За объяснениями дело не стало.
– Вы хотели видеть капитана Гастаки, – деловито напомнила девица. – Зоя сейчас у мамы.
2
Половина первого… Ветер донес от Ружского дворца звон курантов, и Роберу стало по-настоящему страшно. Потому что собранный людьми и для людей механизм действовал, отбивая положенное, а сами люди сотнями и тысячами сходили с ума. Картина вообще была жуткой в своей неправильности. Те, кто не свихнулся, бежали из еще недавно спокойного, казалось, уже оправившегося от зимних бед города вместе с остатками гарнизона. Шли и ехали, ожидая удара с крыш, из окон, из переулков и тупиков, вздрагивая при каждом резком звуке.

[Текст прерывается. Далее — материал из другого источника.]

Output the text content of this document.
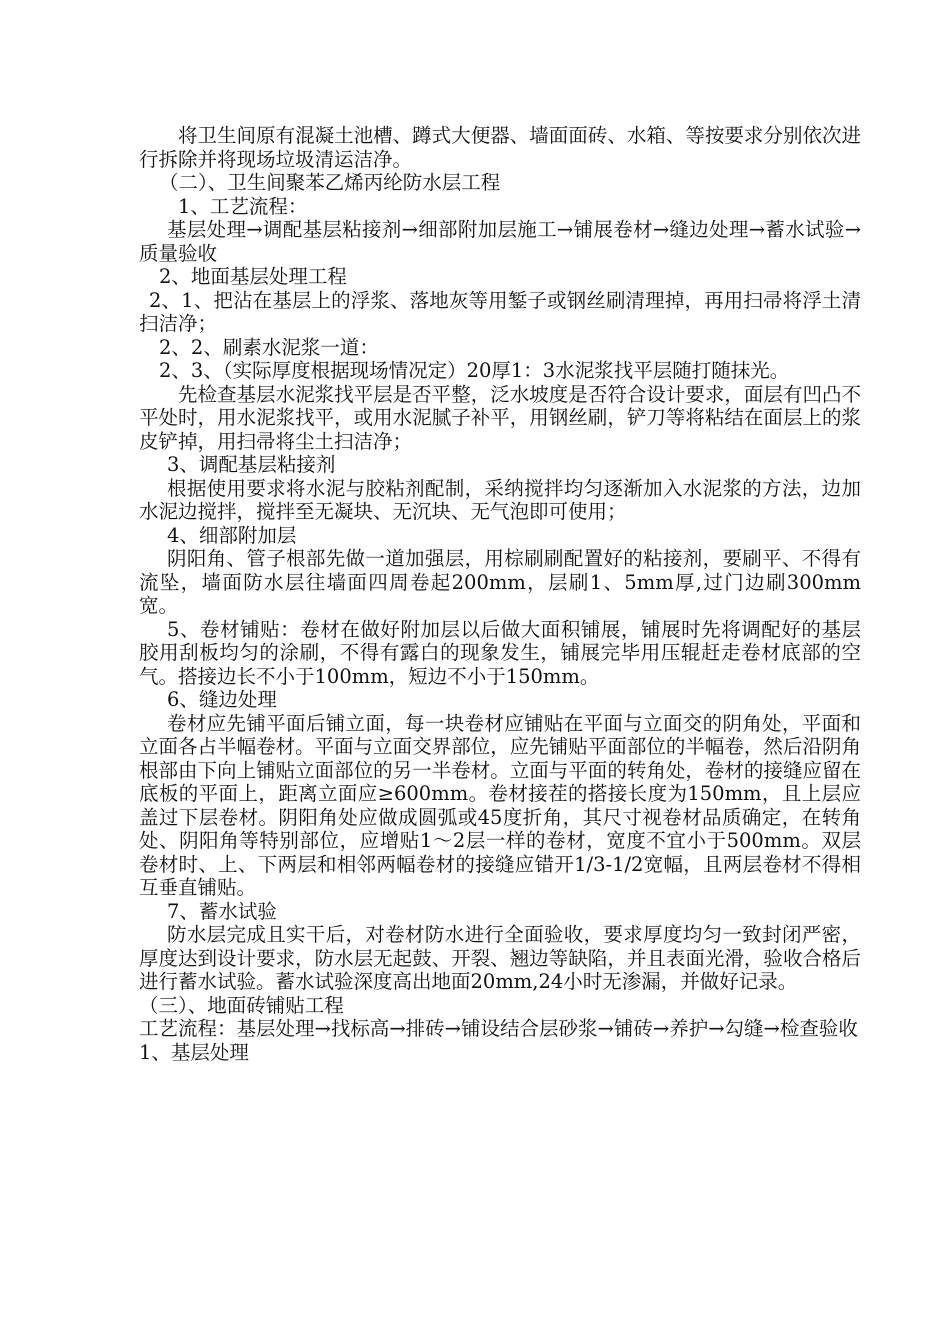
将卫生间原有混凝土池槽、蹲式大便器、墙面面砖、水箱、等按要求分别依次进行拆除并将现场垃圾清运洁净。

（二）、卫生间聚苯乙烯丙纶防水层工程

1、工艺流程：

基层处理→调配基层粘接剂→细部附加层施工→铺展卷材→缝边处理→蓄水试验→质量验收

2、地面基层处理工程

2、1、把沾在基层上的浮浆、落地灰等用錾子或钢丝刷清理掉，再用扫帚将浮土清扫洁净；

2、2、刷素水泥浆一道：

2、3、（实际厚度根据现场情况定）20厚1：3水泥浆找平层随打随抹光。

先检查基层水泥浆找平层是否平整，泛水坡度是否符合设计要求，面层有凹凸不平处时，用水泥浆找平，或用水泥腻子补平，用钢丝刷，铲刀等将粘结在面层上的浆皮铲掉，用扫帚将尘土扫洁净；

3、调配基层粘接剂

根据使用要求将水泥与胶粘剂配制，采纳搅拌均匀逐渐加入水泥浆的方法，边加水泥边搅拌，搅拌至无凝块、无沉块、无气泡即可使用；

4、细部附加层

阴阳角、管子根部先做一道加强层，用棕刷刷配置好的粘接剂，要刷平、不得有流坠，墙面防水层往墙面四周卷起200mm，层刷1、5mm厚,过门边刷300mm宽。

5、卷材铺贴：卷材在做好附加层以后做大面积铺展，铺展时先将调配好的基层胶用刮板均匀的涂刷，不得有露白的现象发生，铺展完毕用压辊赶走卷材底部的空气。搭接边长不小于100mm，短边不小于150mm。

6、缝边处理

卷材应先铺平面后铺立面，每一块卷材应铺贴在平面与立面交的阴角处，平面和立面各占半幅卷材。平面与立面交界部位，应先铺贴平面部位的半幅卷，然后沿阴角根部由下向上铺贴立面部位的另一半卷材。立面与平面的转角处，卷材的接缝应留在底板的平面上，距离立面应≥600mm。卷材接茬的搭接长度为150mm，且上层应盖过下层卷材。阴阳角处应做成圆弧或45度折角，其尺寸视卷材品质确定，在转角处、阴阳角等特别部位，应增贴1～2层一样的卷材，宽度不宜小于500mm。双层卷材时、上、下两层和相邻两幅卷材的接缝应错开1/3-1/2宽幅，且两层卷材不得相互垂直铺贴。

7、蓄水试验

防水层完成且实干后，对卷材防水进行全面验收，要求厚度均匀一致封闭严密，厚度达到设计要求，防水层无起鼓、开裂、翘边等缺陷，并且表面光滑，验收合格后进行蓄水试验。蓄水试验深度高出地面20mm,24小时无渗漏，并做好记录。

（三）、地面砖铺贴工程

工艺流程：基层处理→找标高→排砖→铺设结合层砂浆→铺砖→养护→勾缝→检查验收

1、基层处理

Скрипели дряхлые рыдваны, ржали и фыркали возбужденные лошади, то и дело принимались плакать дети, но никто не ссорился, не пытался первым пролезть в ворота, не орал, брызгая слюной, на такого же разом лишившегося всего бедолагу. Все шло на удивление гладко, беженцев даже уговаривать не пришлось – люди с какой-то цыплячьей готовностью соглашались следовать за Проэмперадором. Куда сложней было превратить пусть и послушную, но толпу в подобие обоза. Экипажей не хватало, однако детей и пожилых, особенно женщин, как-то рассадили.
– Остальные – пешком, – как заведенные твердили сержанты, проходя по забитому людьми Нижнему парку. – Придерживайтесь за телеги… Все равно поползем не быстрее пеших. Придерживайтесь… пешком… придерживайтесь…
Натруженные сиплые голоса то перекрывали шум воды, то затихали, и тогда говорил, прощался, плакал источник. Уже стемнело, пришлось заняться факелами, потом кто-то умер, и Левий ушел туда, а Робер собрал оставшихся офицеров, чтобы утрясти порядок следования, и это оказалось непросто.
Наконец, ближе к полуночи, отбив еще пару нападений каких-то шаек, разномастный обоз под прикрытием не менее разномастного конвоя пополз прочь из парка.
В авангарде шли надежные, родные, бесценные южане и приданные им в помощь люди Грейнджа. Дювье за время пребывания в столице неплохо ее изучил, но бывший таможенник всяко разбирался в паутине улиц и улочек лучше. Вдоль колонны вытянулись церковники и кавалеристы покойного Халлорана, немногочисленных мушкетеров кучками рассадили по повозкам, хотя куда сейчас стрелять – ночь давно накрыла Олларию набитой страхом периной.
Робер стоял у водопада и смотрел, как мимо удручающе медленно бредут люди с узлами. Дювье уже сворачивал с Родниковой, а последние беженцы лишь тянулись к парковым воротам. Прикрывать «хвост» досталось алатам, они не спорили.
– Сейчас идти сзади не позор, – сказал Карои. – Враг может появиться отовсюду.
– Враг… – повторил Эпинэ, глядя на посла. – Как он получился, этот «враг»? Все было почти хорошо…
– С Изломом породниться – с четырьмя смертями биться, – утешил земляк Матильды. – Вы будете прощаться?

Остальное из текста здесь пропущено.